Student Excellence Award Finalist: Absolute flux of OH radicals from an atmospheric pressure plasma jet to a substrate measured by laser induced fluorescence.

Cold atmospheric pressure plasma jets (APPJs) have great promise for localized heat sensitive surface treatments due to the abundant production of reactive species such as OH. The density of OH radicals produced by an RF driven Ar $+$ 1{\%} H$_{\mathrm{2}}$O APPJ was measured by laser induced fluorescence (LIF) in O$_{\mathrm{2}}$, air and N$_{\mathrm{2}}$ environments. The spatial variation in the density of quenching molecules of the laser excited state in the plasma effluent was determined by a computational fluid dynamics model.
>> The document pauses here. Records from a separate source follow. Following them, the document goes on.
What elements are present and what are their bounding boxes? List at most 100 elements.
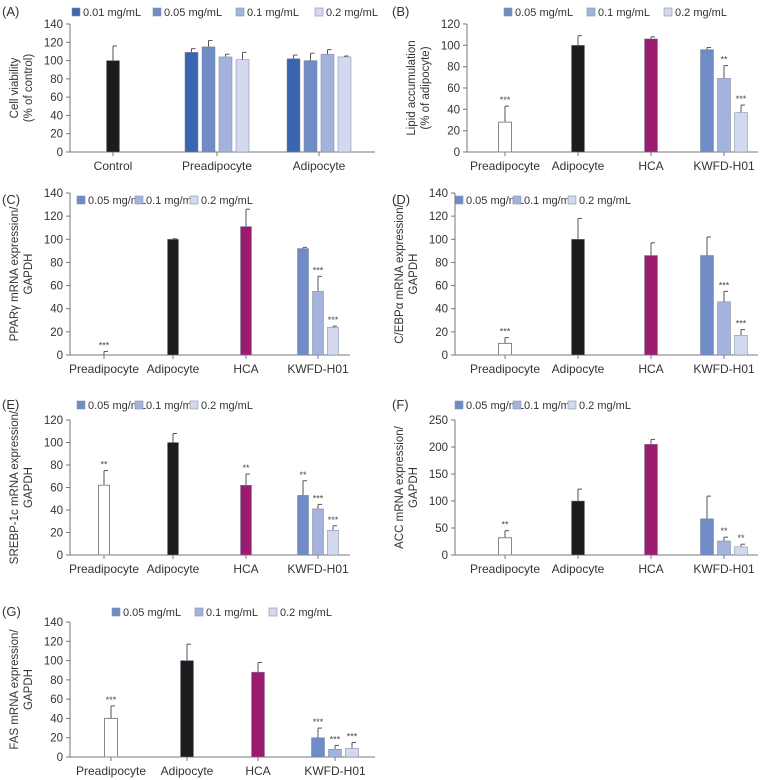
y-tick-label: 0 bbox=[57, 550, 63, 562]
legend-label: 0.05 mg/mL bbox=[515, 7, 573, 19]
significance-label: *** bbox=[313, 493, 324, 503]
bar bbox=[297, 248, 309, 356]
bar bbox=[571, 45, 585, 153]
legend-swatch bbox=[134, 400, 144, 410]
legend-label: 0.05 mg/mL bbox=[88, 400, 146, 412]
legend-label: 0.2 mg/mL bbox=[201, 195, 253, 207]
y-tick-label: 0 bbox=[57, 147, 63, 159]
y-axis-label: Cell viability bbox=[9, 57, 21, 118]
y-tick-label: 140 bbox=[44, 188, 63, 200]
legend-label: 0.1 mg/mL bbox=[146, 195, 198, 207]
y-tick-label: 100 bbox=[44, 656, 63, 668]
legend-swatch bbox=[76, 195, 86, 205]
legend-swatch bbox=[268, 607, 278, 617]
significance-label: ** bbox=[100, 460, 108, 470]
bar bbox=[734, 335, 748, 356]
panel-label: (A) bbox=[2, 4, 19, 19]
y-tick-label: 100 bbox=[44, 234, 63, 246]
bar bbox=[700, 518, 714, 556]
bar bbox=[498, 342, 512, 356]
panel-label: (G) bbox=[2, 604, 21, 619]
x-tick-label: KWFD-H01 bbox=[693, 562, 755, 576]
y-axis-label: GAPDH bbox=[408, 467, 420, 508]
x-tick-label: Adipocyte bbox=[147, 562, 200, 576]
panel-d: (D) 0.05 mg/mL 0.1 mg/mL 0.2 mg/mL C/EBPα mR… bbox=[392, 188, 758, 376]
x-tick-label: Preadipocyte bbox=[470, 362, 540, 376]
bar bbox=[286, 58, 301, 153]
significance-label: *** bbox=[736, 319, 747, 329]
y-axis-label: GAPDH bbox=[23, 254, 35, 295]
panel-label: (E) bbox=[2, 397, 19, 412]
y-tick-label: 80 bbox=[50, 74, 63, 86]
y-tick-label: 80 bbox=[50, 257, 63, 269]
bar bbox=[320, 53, 335, 153]
legend-swatch bbox=[71, 7, 81, 17]
legend-label: 0.2 mg/mL bbox=[675, 7, 727, 19]
legend-swatch bbox=[111, 607, 121, 617]
y-tick-label: 20 bbox=[50, 129, 63, 141]
x-tick-label: HCA bbox=[233, 362, 258, 376]
y-tick-label: 40 bbox=[447, 104, 460, 116]
significance-label: *** bbox=[347, 732, 358, 742]
bar bbox=[717, 301, 731, 356]
x-tick-label: Preadipocyte bbox=[470, 562, 540, 576]
legend-swatch bbox=[503, 7, 513, 17]
significance-label: *** bbox=[313, 717, 324, 727]
y-tick-label: 20 bbox=[447, 126, 460, 138]
legend-label: 0.2 mg/mL bbox=[280, 607, 332, 619]
y-tick-label: 120 bbox=[44, 37, 63, 49]
legend-swatch bbox=[235, 7, 245, 17]
bar bbox=[571, 500, 585, 556]
y-axis-label: FAS mRNA expression/ bbox=[9, 629, 21, 750]
y-tick-label: 0 bbox=[454, 147, 460, 159]
y-tick-label: 80 bbox=[447, 62, 460, 74]
legend-swatch bbox=[194, 607, 204, 617]
x-tick-label: Preadipocyte bbox=[470, 159, 540, 173]
legend-swatch bbox=[586, 7, 596, 17]
y-tick-label: 100 bbox=[44, 438, 63, 450]
legend-label: 0.05 mg/mL bbox=[466, 195, 524, 207]
bar bbox=[312, 508, 324, 556]
legend-swatch bbox=[76, 400, 86, 410]
y-tick-label: 120 bbox=[44, 211, 63, 223]
significance-label: ** bbox=[501, 520, 509, 530]
panel-a: (A) 0.01 mg/mL 0.05 mg/mL 0.1 mg/mL 0.2 mg/m… bbox=[2, 4, 378, 173]
y-tick-label: 120 bbox=[429, 211, 448, 223]
significance-label: ** bbox=[720, 55, 728, 65]
y-axis-label: C/EBPα mRNA expression/ bbox=[394, 203, 406, 343]
legend-swatch bbox=[512, 195, 522, 205]
y-tick-label: 20 bbox=[435, 327, 448, 339]
x-tick-label: HCA bbox=[638, 159, 663, 173]
x-tick-label: HCA bbox=[638, 362, 663, 376]
bar bbox=[345, 748, 359, 758]
bar bbox=[327, 530, 339, 556]
y-tick-label: 0 bbox=[57, 752, 63, 764]
y-axis-label: (% of adipocyte) bbox=[420, 46, 432, 129]
x-tick-label: KWFD-H01 bbox=[304, 764, 366, 778]
x-tick-label: Adipocyte bbox=[293, 159, 346, 173]
x-tick-label: Preadipocyte bbox=[69, 562, 139, 576]
y-tick-label: 140 bbox=[44, 19, 63, 31]
x-tick-label: Preadipocyte bbox=[182, 159, 252, 173]
y-tick-label: 20 bbox=[50, 528, 63, 540]
bar bbox=[337, 56, 352, 153]
bar bbox=[571, 239, 585, 356]
bar bbox=[717, 78, 731, 153]
significance-label: *** bbox=[330, 734, 341, 744]
bar bbox=[297, 495, 309, 556]
x-tick-label: Preadipocyte bbox=[69, 362, 139, 376]
significance-label: *** bbox=[736, 94, 747, 104]
legend-label: 0.2 mg/mL bbox=[579, 195, 631, 207]
y-tick-label: 20 bbox=[50, 327, 63, 339]
bar bbox=[184, 52, 199, 153]
panel-label: (D) bbox=[392, 192, 410, 207]
bar bbox=[700, 255, 714, 356]
panel-c: (C) 0.05 mg/mL 0.1 mg/mL 0.2 mg/mL PPARγ mRN… bbox=[2, 188, 350, 376]
y-tick-label: 120 bbox=[441, 19, 460, 31]
panel-e: (E) 0.05 mg/mL 0.1 mg/mL 0.2 mg/mL SREBP-1c … bbox=[2, 397, 350, 576]
bar bbox=[327, 326, 339, 356]
legend-label: 0.1 mg/mL bbox=[146, 400, 198, 412]
x-tick-label: HCA bbox=[245, 764, 270, 778]
y-tick-label: 40 bbox=[50, 304, 63, 316]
A four level LIF model was used to obtain the 2-D absolute density of OH radicals. The OH radical flux was correlated with the etching depth of polystyrene suggesting an OH etching probability of 0.022. The density of OH radicals was highest off axis in the mixing zone of the effluent and the surrounding molecular gas, likely due to the influx of O$_{\mathrm{2}}$. The position of the substrate when at distances from the nozzle larger than the visible plasma jet plume, does not influence significantly the OH density profile except for the near substrate boundary layer. Hence, non-touching free-jet conditions can be used to estimate OH radical fluxes to a substrate for the investigated experimental conditions.